Bryan Gould writes:
It is easy to conclude, as we watch Labour’s internecine warfare, that we are witnessing the party’s death throes.
There seems to be no escape route, no compromise solution, that will achieve a resolution of the bitter dispute between the parliamentary party and a leader who was voted into office by the membership but is regarded as anathema by his parliamentary colleagues and accordingly refuses to vacate the leadership.
Such is the depth of that schism, and of the ill-feeling it has engendered, that a parting of the ways seems the only possible outcome.
The question usually debated is as to who is responsible for the party’s current plight.
But if a split is to be avoided, either after or in the absence of a coup by the parliamentary party, a more fundamental question has to be asked and answered – how did it come to this?
How did such a division emerge between those who are supposed to be working for the same objective – the election of a Labour government?
Or, to put it more tendentiously, how did Labour MPs become so divorced from the wishes and ambitions of those they claim to represent?
Both, or perhaps better to say all, parties to the dispute need to think about the answer to these questions about the roots of the dispute.
The answers from all quarters will of course be coloured by the failure to win the last two general elections and what are seen as the dismal prospects of winning the next, whenever it might arrive.
But we need to go back further – right back to 1979 and further – if we are to understand what has really happened.
The first point to register is that an enquiry that takes us all the way back to the advent of Mrs Thatcher and to the origins of what we can now confidently describe as the 40 year-long neo-liberal revolution will mean little to anyone under the age of about 50.
Only someone born before about 1970 can understand the extent of the change that was ushered in by Margaret Thatcher and Ronald Reagan and that had been prefigured in the writings of Hayek and Nozick and Milton Friedman.
That change meant a huge transformation in the politics of most western countries.
It meant that government was no longer seen as the bringer of hope and succour, as the guarantor of a shared understanding of what membership of society implied by way of decent standards of living, and health, housing and education.
“There is no such thing as society,” Mrs Thatcher famously declared.
We were instead to repose our confidence in the “free” market. That market was infallible and was not to be second-guessed.
Government intervention in its workings could only be counter-productive.
For most of our current politicians, the society in which they have grown up implicitly accepted these propositions.
Even on the left, these nostrums proved seductive, especially when society as a whole seemed supportive of them and when accepting them seemed to offer the only way to electoral success.
New Labour was a clear manifestation of this acceptance; the role of the left was thought to require only a more competent and compassionate human face to be worn by what were – if not eternal – at least verities for our time.
That is the world in which most members of the PLP have grown up and fashioned their politics.

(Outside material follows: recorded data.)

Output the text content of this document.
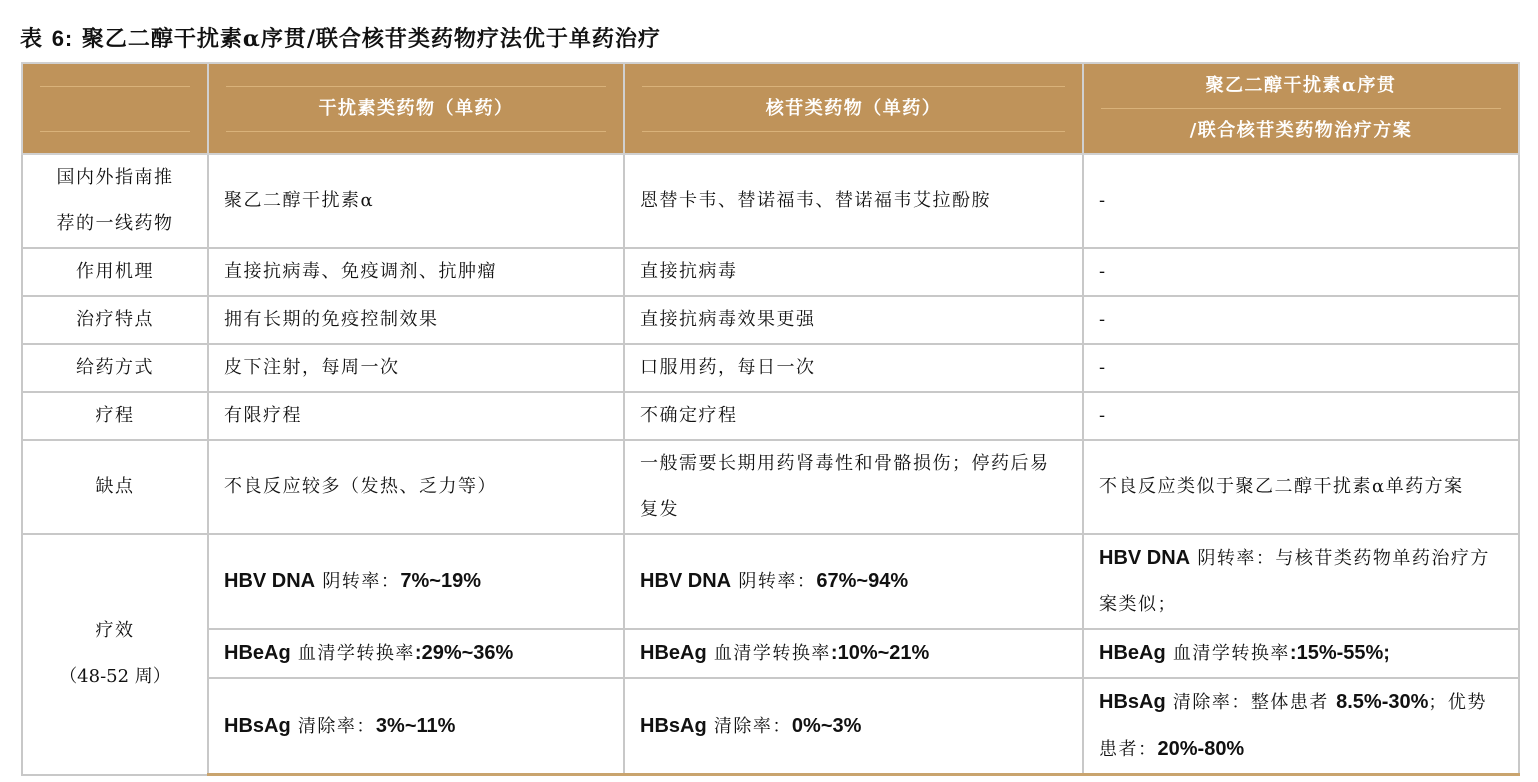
表 6: 聚乙二醇干扰素α序贯/联合核苷类药物疗法优于单药治疗

	干扰素类药物（单药）	核苷类药物（单药）	聚乙二醇干扰素α序贯
/联合核苷类药物治疗方案

国内外指南推
荐的一线药物	聚乙二醇干扰素α	恩替卡韦、替诺福韦、替诺福韦艾拉酚胺	-
作用机理	直接抗病毒、免疫调剂、抗肿瘤	直接抗病毒	-
治疗特点	拥有长期的免疫控制效果	直接抗病毒效果更强	-
给药方式	皮下注射，每周一次	口服用药，每日一次	-
疗程	有限疗程	不确定疗程	-
缺点	不良反应较多（发热、乏力等）	一般需要长期用药肾毒性和骨骼损伤；停药后易复发	不良反应类似于聚乙二醇干扰素α单药方案
疗效
（48-52 周）	HBV DNA 阴转率：7%~19%	HBV DNA 阴转率：67%~94%	HBV DNA 阴转率：与核苷类药物单药治疗方案类似；
	HBeAg 血清学转换率:29%~36%	HBeAg 血清学转换率:10%~21%	HBeAg 血清学转换率:15%-55%;
	HBsAg 清除率：3%~11%	HBsAg 清除率：0%~3%	HBsAg 清除率：整体患者 8.5%-30%；优势患者：20%-80%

By definition, they see themselves as the vanguard, the thinkers and the professionals in the party.
They are convinced that they know better, and their experience of the electoral and parliamentary battle convinces them that this is so.

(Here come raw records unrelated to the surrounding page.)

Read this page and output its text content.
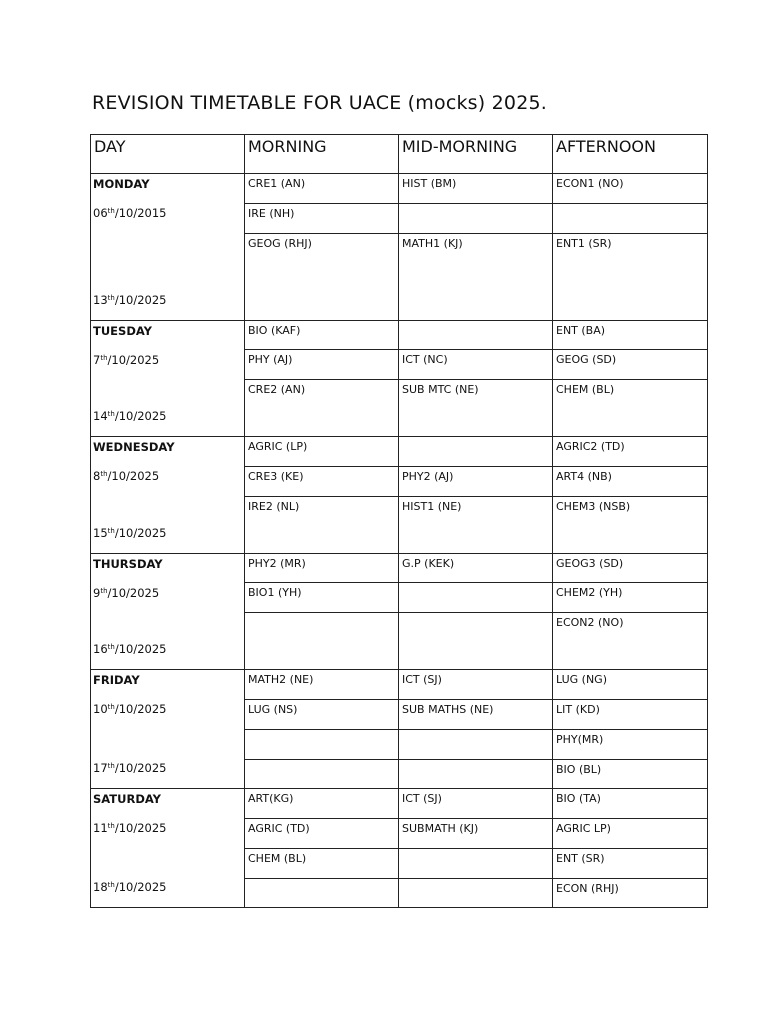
REVISION TIMETABLE FOR UACE (mocks) 2025.
DAY	MORNING	MID-MORNING	AFTERNOON

MONDAY
06th/10/2015
13th/10/2025	CRE1 (AN)	HIST (BM)	ECON1 (NO)
	IRE (NH)		
	GEOG (RHJ)	MATH1 (KJ)	ENT1 (SR)

TUESDAY
7th/10/2025
14th/10/2025	BIO (KAF)		ENT (BA)
	PHY (AJ)	ICT (NC)	GEOG (SD)
	CRE2 (AN)	SUB MTC (NE)	CHEM (BL)

WEDNESDAY
8th/10/2025
15th/10/2025	AGRIC (LP)		AGRIC2 (TD)
	CRE3 (KE)	PHY2 (AJ)	ART4 (NB)
	IRE2 (NL)	HIST1 (NE)	CHEM3 (NSB)

THURSDAY
9th/10/2025
16th/10/2025	PHY2 (MR)	G.P (KEK)	GEOG3 (SD)
	BIO1 (YH)		CHEM2 (YH)
			ECON2 (NO)

FRIDAY
10th/10/2025
17th/10/2025	MATH2 (NE)	ICT (SJ)	LUG (NG)
	LUG (NS)	SUB MATHS (NE)	LIT (KD)
			PHY(MR)
			BIO (BL)

SATURDAY
11th/10/2025
18th/10/2025	ART(KG)	ICT (SJ)	BIO (TA)
	AGRIC (TD)	SUBMATH (KJ)	AGRIC LP)
	CHEM (BL)		ENT (SR)
			ECON (RHJ)
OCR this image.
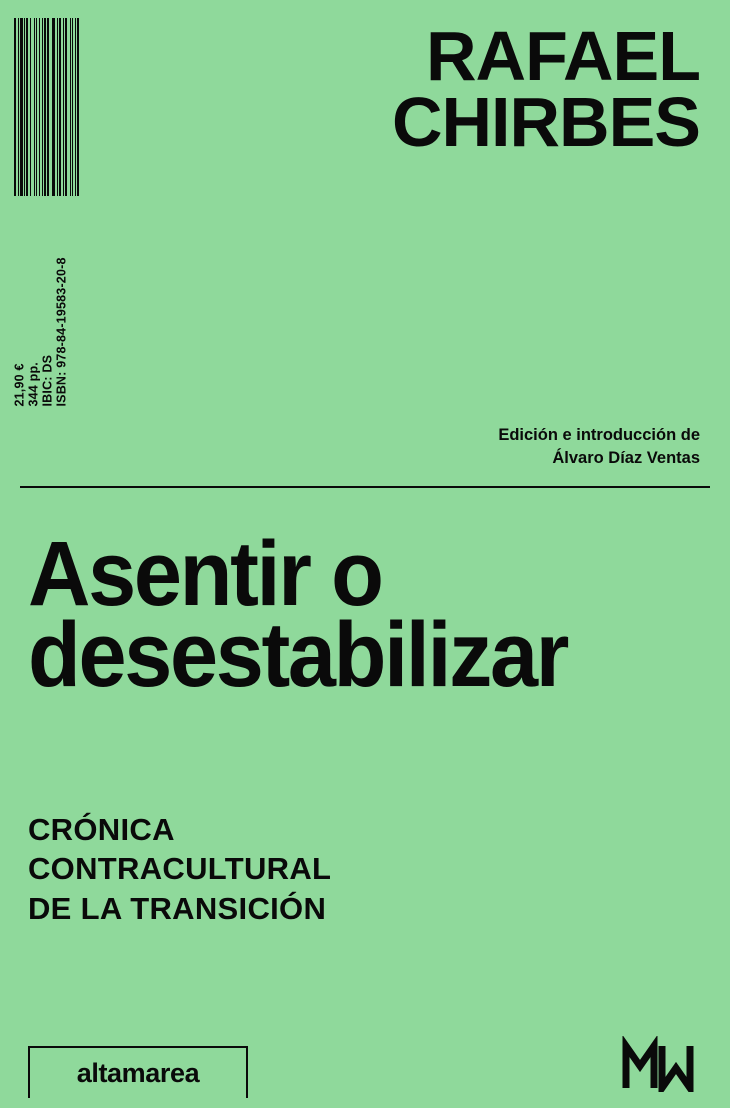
21,90 € 344 pp. IBIC: DS ISBN: 978-84-19583-20-8
RAFAEL
CHIRBES
Edición e introducción de
Álvaro Díaz Ventas
Asentir o
desestabilizar
CRÓNICA
CONTRACULTURAL
DE LA TRANSICIÓN
altamarea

What they do not seem to know, however, is the extent to which their views have been conditioned by the neoliberal revolution, unannounced, that has taken place around them for the past 40 years.
It has, after all, created the world they know.
They are unaware, not only of this, but of the fact that for many Labour voters, the harsh realities of the “free” market have not produced an appreciation of its supposed virtues but a sense that no one understands or cares about the losses they have suffered as a result of its ministrations.
They are also unaware that, just as the way to neoliberalism was cleared by an intellectual revolution which became visible only when the politicians got into the act, so there is a new revolution under way – a reaction against the increasingly evident deficiencies of a society that has undervalued its democracy and allowed it to be subverted by those who have used the “free” market to deliver an unfair and widening imbalance in power and influence.
Their task now, surely, is not to bemoan that counter-revolution but to give it practical help and political effect.
So, what does this analysis mean for Labour’s current troubles?
It means that the blame cannot be placed on someone who, without necessarily being ideally cast for the role, has found himself as the chosen spokesman for those who have been neglected – even by their self-proclaimed champions – for far too long and who now recognise the possibility that the longstanding neoliberal orthodoxy, that has harmed them so much, can be brought to an end.
The PLP must ask itself how it has missed the opportunity and responsibility to help that process along.